Fukú is not a spelling-check-be-damned "fuck you," but a curse - a mucho mala dose of rotten ju ju, and the lurking theme of Junot Díaz's scintillating new novel, The Brief and Wondrous Life of Oscar Wao. While superstition, belief in evil spirits, or fear of bad karma is certainly not culture-specific (my Irish grandmother kept banshees away by rubbing her fingers raw on Rosary Beads), Díaz uses it as a foundation to explain the remarkably tough tidings that befall the good people of the Dominican Republic and one of its misplaced sons, Oscar Wao.

The porcine Wao is the tip (or the base, if you want to be metaphorically cruel) of the fukú iceberg. Growing up in the ruined wilds of industrialized North Jersey, he is a Ghetto Nerd, whose obese homeliness, sci-fi devotion, and virginity (not his choice) makes him an urban wallflower, or, as Díaz writes, the neighborhood pariguayo (party watcher).
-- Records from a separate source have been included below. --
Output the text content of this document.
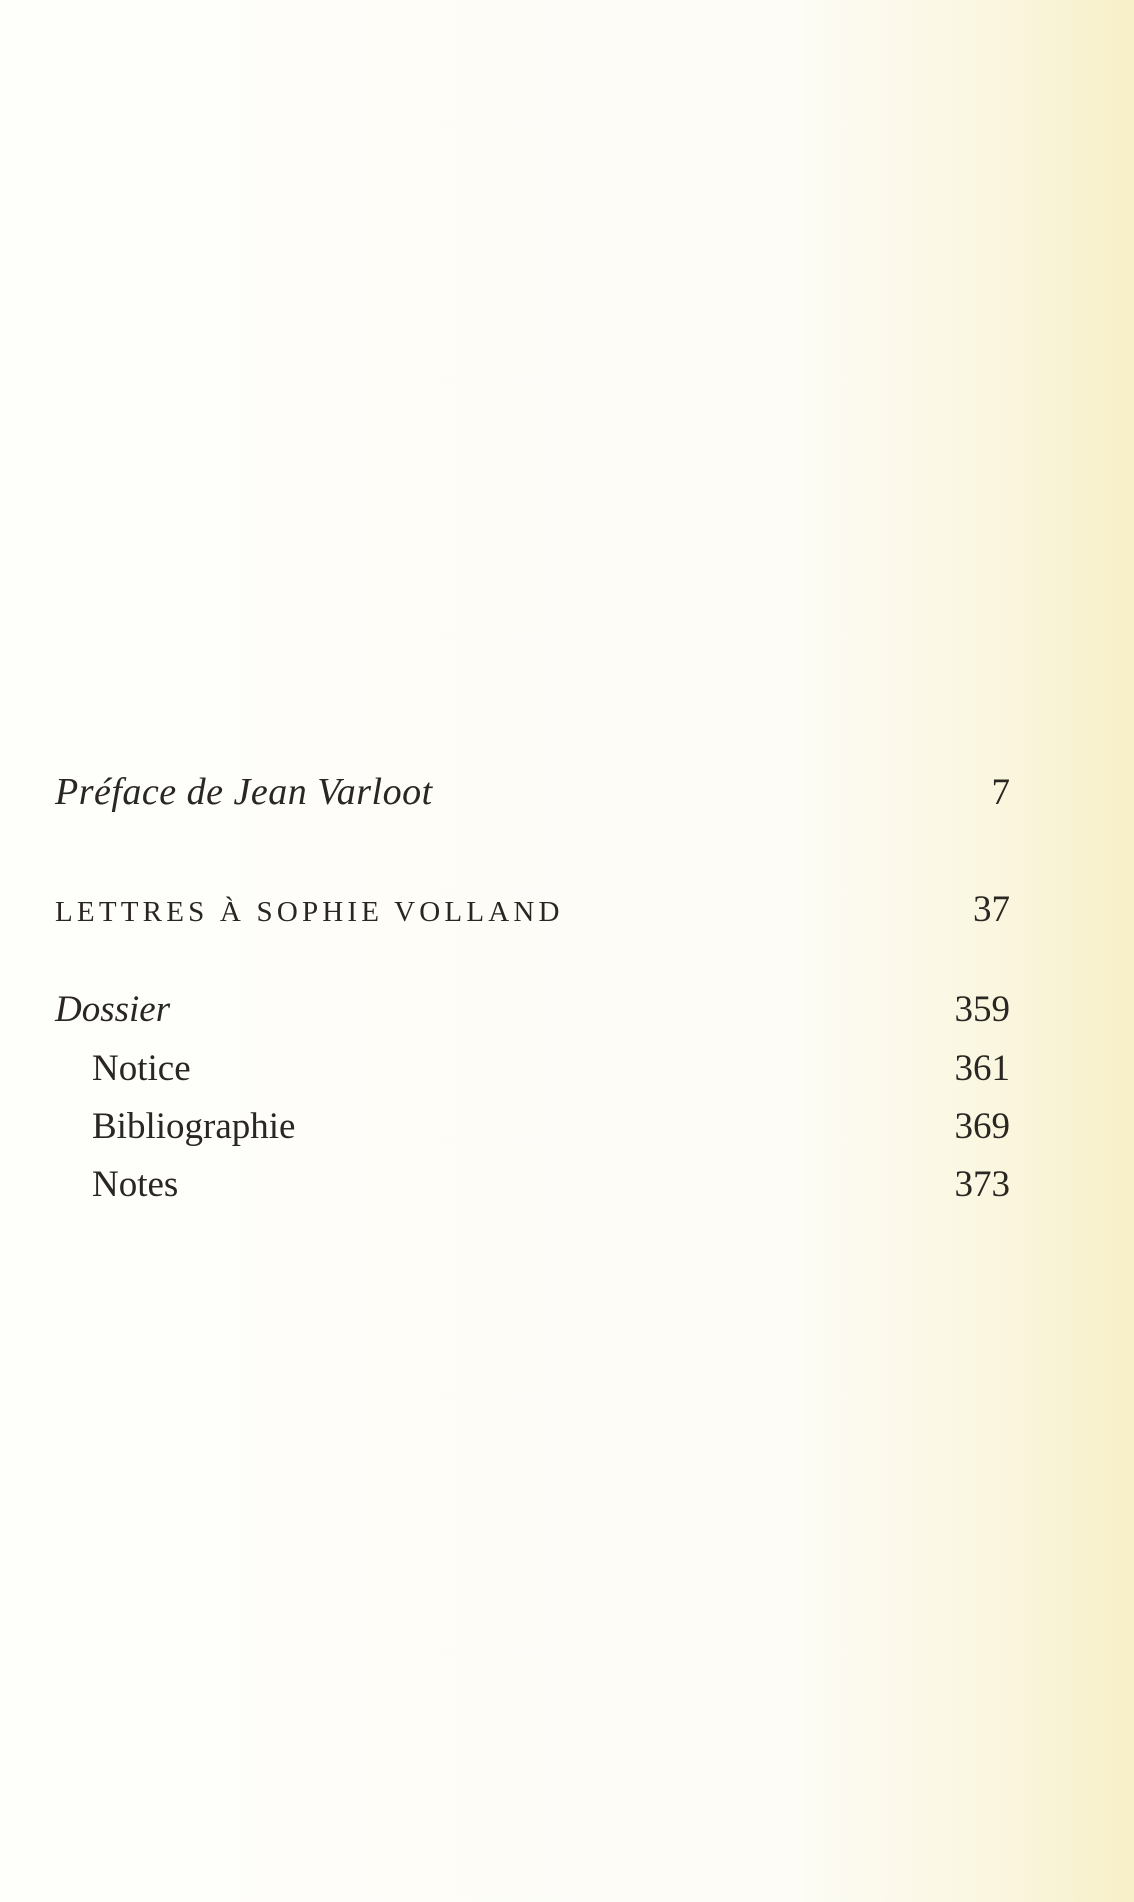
Préface de Jean Varloot	7
LETTRES À SOPHIE VOLLAND	37
Dossier	359
Notice	361
Bibliographie	369
Notes	373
Oscar is nothing like his male Dominican counterparts: suave and sexually active players who eat more puto than plaitanos. Díaz paints Wao's grotesque physicality and pariah's penchant for role-playing games with a brush that makes one sorry for the youngster's predicament, but also angry that he doesn't do something about it. You feel Oscar's plight more than you can rationalize it, and in this regard Díaz has created a conflicted but memorable character that floats somewhere in the literary ether between Dostoevsky's Raskonikov and John Kennedy Toole's Ignatius Reilly.
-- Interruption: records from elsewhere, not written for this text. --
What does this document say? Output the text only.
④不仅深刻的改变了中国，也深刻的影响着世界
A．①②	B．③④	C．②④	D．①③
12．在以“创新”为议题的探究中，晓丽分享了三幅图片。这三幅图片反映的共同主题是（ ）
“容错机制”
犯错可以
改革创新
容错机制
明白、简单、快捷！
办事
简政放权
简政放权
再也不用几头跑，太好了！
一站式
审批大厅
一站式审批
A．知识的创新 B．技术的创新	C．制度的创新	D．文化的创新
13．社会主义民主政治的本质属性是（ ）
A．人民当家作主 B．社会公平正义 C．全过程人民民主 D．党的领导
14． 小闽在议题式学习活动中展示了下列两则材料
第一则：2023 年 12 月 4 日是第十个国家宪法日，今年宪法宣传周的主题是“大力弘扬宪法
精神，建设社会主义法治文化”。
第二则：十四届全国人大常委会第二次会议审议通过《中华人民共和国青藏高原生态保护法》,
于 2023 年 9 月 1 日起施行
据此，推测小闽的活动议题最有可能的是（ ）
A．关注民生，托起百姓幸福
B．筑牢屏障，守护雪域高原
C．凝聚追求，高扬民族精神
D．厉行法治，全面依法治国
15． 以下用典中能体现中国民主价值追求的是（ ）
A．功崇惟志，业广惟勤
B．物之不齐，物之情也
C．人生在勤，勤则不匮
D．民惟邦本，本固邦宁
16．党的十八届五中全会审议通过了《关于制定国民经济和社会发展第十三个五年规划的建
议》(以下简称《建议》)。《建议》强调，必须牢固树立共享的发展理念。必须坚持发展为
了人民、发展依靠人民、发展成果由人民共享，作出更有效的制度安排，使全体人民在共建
Like all talented writers, Díaz has the capacity to teach without seeming to. The novel is akin to a Ken Burns PBS documentary, so thorough is it in sizing up the history of the DR and it's villainous despot, Trujillo (the alleged source of all the fukú). But Díaz's lesson plan is denser, more stunning, and more painful to experience than anything taught in a classroom. He has the rare literary chops to integrate the past into the present while creating an inevitable future.

One way he accomplishes this time-meld is with the use of footnotes that are scattered expertly throughout the text, illuminating, for the most part, the dank atrocities of the Trujillo years. Yet these asides are seamless extensions (not required pit stops) of the narrative, written in the same conversational (a mix of English, Spanish, and professorial-level ebonics) that Díaz has expertly crafted as a literary voice.

Díaz's novel reads in some way like a My Space page - with words as links and ideas as portholes to communities and forums heard and unheard. Like James Ellroy's American Tabloid, a novel that blends facts and fiction to create a new and more believable motive behind the JFK assassination, Díaz recounts history (the DR saga and the diaspora of its peoples) in a way that seems more credible and complete than any journalist's take could ever do.

So I strongly suggest reading The Brief and Wondrous Life of Oscar Wao. And not just for the usual reasons for reading a book of high caliber, but because it might provide one with an injection of Zafa - the antidote for fukú

However, if you feel immune to the dark forces of the ghost world, feel free to ignore my recommendation. Just don't come crying to me when the shit hits the fan, because, amigo, you know it will.